CPUについては、SPARCというオープンな規格に、ハイパフォーマンスコンピューティング向けの拡張をしています。OSについては、Linuxをベースにして、ハードウェアの機能に合わせた拡張をしています。 次世代スパコンの開発によって、世界トップレベルのスパコンを整備し、さらにそこで培った技術やノウハウが商用スパコンやその他のIT機器等の製品化に活かされ、多くの計算機センター、あるいはデータセンターなどに広く導入されることにより、我が国のスーパーコンピューティング環境の重層的な整備やIT関連技術の発展につながると期待しています。

第1回次世代スパコンについて知る集いの質疑応答Q17も併せてご参照ください。

Q4.小型化したスパコンを安価に製作し、ベンチャー企業が分割利用したりする方針はないのでしょうか。

次世代スパコンの産業利用の方法等に関しては、現在文科省において検討が進められています。具体的な検討状況につきましては、こちらをご覧ください。 次世代スパコンの開発で培った技術やノウハウは、商用スパコンやその他のIT機器等の製品化に活かされ、多くの計算機センター、あるいはデータセンターなどに広く導入されると期待しています。 スパコンについての疑問・質問の「次世代スパコンの運用面に関するご質問」もご参照ください。


Q5.次世代スパコン用のOSであるLINUXはオリジナル版に手を加えたものですか。どこかスパコン用のLINUXを作る会社でもあるのですか。

上記Q3の回答をご参照ください。


Q6.コンピュータシミュレーションの結果の正しさについては、どのように検証(確認)するのですか。

既知の実験結果や観測結果と比較により、数理モデルやシミュレーション手法の妥当性の検証を行います。検証したシミュレーションプログラムを用いて、未知の状況のシミュレーションを行い、現象把握に役立てます。

Q7.各国が所有しているスパコンをクラウド型にすることはできないのでしょうか。

「クラウド型」を「計算資源の内容については分からずとも、結果を返すもの」と考えた場合、技術的には可能だと思います。しかし、最先端のシミュレーションでは、ハードウェアの性能を十分に発揮させることが重要であり、利用する計算資源を熟知した利用をしなければ、十分な性能は達成できません。また、利用者への資源配分、利用時間の調整など運用面での調整すべき課題が多く、現状の「クラウド型」では対応できないと考えます。

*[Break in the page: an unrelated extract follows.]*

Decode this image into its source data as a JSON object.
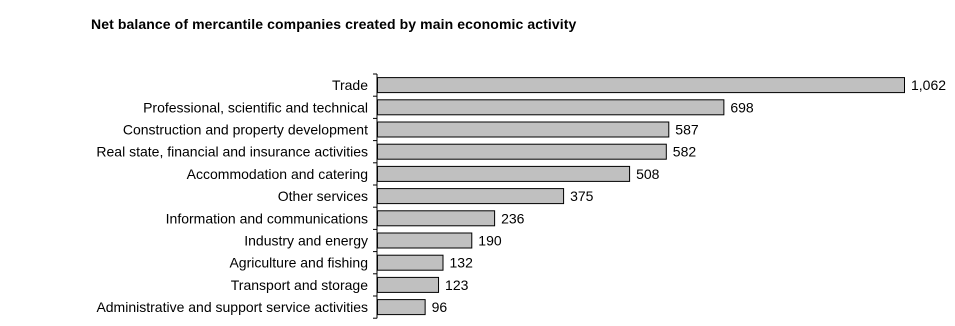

Q8.日本のスパコン技術は、米国や中国に対抗できるものなのでしょうか。

このプロジェクトでは、完成時点で世界トップレベルの性能を持つスパコンを開発しています。また、性能だけではなく、幅広い利用者に活用していただくための使いやすさの面でも様々な工夫が盛り込まれたシステムになる予定です。 また、今回のスパコン開発では、最も基本的なCPUのマイクロアーキテクチャをはじめとして、ハードウェア、ソフトウェア、ネットワーク等のそれぞれのコンポーネントは、すべて我が国の技術で開発しています。このようにスパコンの開発に必要な要素技術を保持しているのは、現時点では米国と我が国だけであると考えています。ただし、中国は近年この分野の開発を加速しており、今後注視して行く必要があると考えます。